This is my first blog post
Data Science Articles
Q: What do you think being a data scientist is about? $~$ A: I view data science as the intersection between mathematics/statistics and computer science. Specifically, I believe that data science is an interdisciplinary field concerned with the utilization of processes, methods, and systems to gain knowledge from data that is noisy, large, and either structured or unstructured.
Q: What do you see as the major duties and/or knowledge areas? $~$ A: I once heard a joke about data scientists being the janitors of the computing world, because of how much time they spend “cleaning” data. As data scientists spend a lot of time with high-volume/massive data sets, they are often doing large-scale data ingests and then cleaning and transforming the data into a form that is usable to perform analyses.

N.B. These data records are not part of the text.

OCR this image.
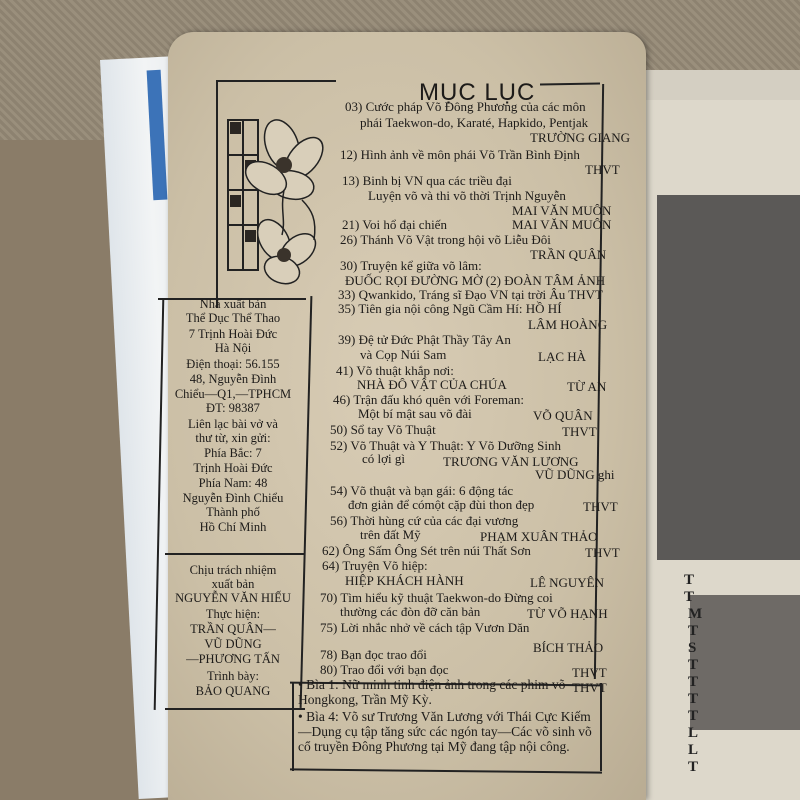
T
T
M
T
S
T
T
T
T
L
L
T
MỤC LỤC
03) Cước pháp Võ Đông Phương của các môn
phái Taekwon-do, Karaté, Hapkido, Pentjak
TRƯỜNG GIANG
12) Hình ảnh về môn phái Võ Trần Bình Định
THVT
13) Binh bị VN qua các triều đại
Luyện võ và thi võ thời Trịnh Nguyễn
MAI VĂN MUÔN
21) Voi hổ đại chiến	MAI VĂN MUÔN
26) Thánh Võ Vật trong hội võ Liễu Đôi
TRẦN QUÂN
30) Truyện kể giữa võ lâm:
ĐUỐC RỌI ĐƯỜNG MỜ (2) ĐOÀN TÂM ẢNH
33) Qwankido, Tráng sĩ Đạo VN tại trời Âu THVT
35) Tiên gia nội công Ngũ Cầm Hí: HỒ HÍ
LÂM HOÀNG
39) Đệ tử Đức Phật Thầy Tây An
và Cọp Núi Sam	LẠC HÀ
41) Võ thuật khắp nơi:
NHÀ ĐÔ VẬT CỦA CHÚA	TỪ AN
46) Trận đấu khó quên với Foreman:
Một bí mật sau võ đài	VÕ QUÂN
50) Sổ tay Võ Thuật	THVT
52) Võ Thuật và Y Thuật: Y Võ Dưỡng Sinh
có lợi gì	TRƯƠNG VĂN LƯƠNG
VŨ DŨNG ghi
54) Võ thuật và bạn gái: 6 động tác
đơn giản để cómột cặp đùi thon đẹp	THVT
56) Thời hùng cứ của các đại vương
trên đất Mỹ	PHẠM XUÂN THẢO
62) Ông Sấm Ông Sét trên núi Thất Sơn	THVT
64) Truyện Võ hiệp:
HIỆP KHÁCH HÀNH	LÊ NGUYÊN
70) Tìm hiểu kỹ thuật Taekwon-do Đừng coi
thường các đòn đỡ căn bản	TỪ VÕ HẠNH
75) Lời nhắc nhở về cách tập Vươn Dăn
BÍCH THẢO
78) Bạn đọc trao đổi
THVT
80) Trao đổi với bạn đọc
THVT
Nhà xuất bản
Thể Dục Thể Thao
7 Trịnh Hoài Đức
Hà Nội
Điện thoại: 56.155
48, Nguyễn Đình
Chiểu—Q1,—TPHCM
ĐT: 98387
Liên lạc bài vở và
thư từ, xin gửi:
Phía Bắc: 7
Trịnh Hoài Đức
Phía Nam: 48
Nguyễn Đình Chiểu
Thành phố
Hồ Chí Minh
Chịu trách nhiệm
xuất bản
NGUYỄN VĂN HIẾU
Thực hiện:
TRẦN QUÂN—
VŨ DŨNG
—PHƯƠNG TẤN
Trình bày:
BẢO QUANG	• Bìa 1: Nữ minh tinh điện ảnh trong các phim võ Hongkong, Trần Mỹ Kỳ.
• Bìa 4: Võ sư Trương Văn Lương với Thái Cực Kiếm—Dụng cụ tập tăng sức các ngón tay—Các võ sinh võ cổ truyền Đông Phương tại Mỹ đang tập nội công.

Q: What differences/similarities do you see between data scientists and statisticians? $~$ A: Both are concerned with modelling and creating accurate statistical models. However, the approach is slightly different. With respect to differences, I would say that I think that data scientists are a bit more “applied” in that they test a bunch of different models by evaluating the predictive accuracy of said models. They create various models from the data and see which one is the “best”. A statistician uses more theory to create the model and then simply uses data to verify whether or not their model was accurate. An analogy I’d use is that data scientists are like engineers, whereas statisicians are more like physicists.
Q: How do you view yourself in relation to these two areas? $~$ A: I view myself primarily as a statistician, but I often do “data science-y” tasks for my job. I’m working on Bayesian inferencing in model and model evaluation. I spend a lot of time writing proofs and then translating into pseudocode, which I then can write actual code from. However, I often have to clean data when I build models.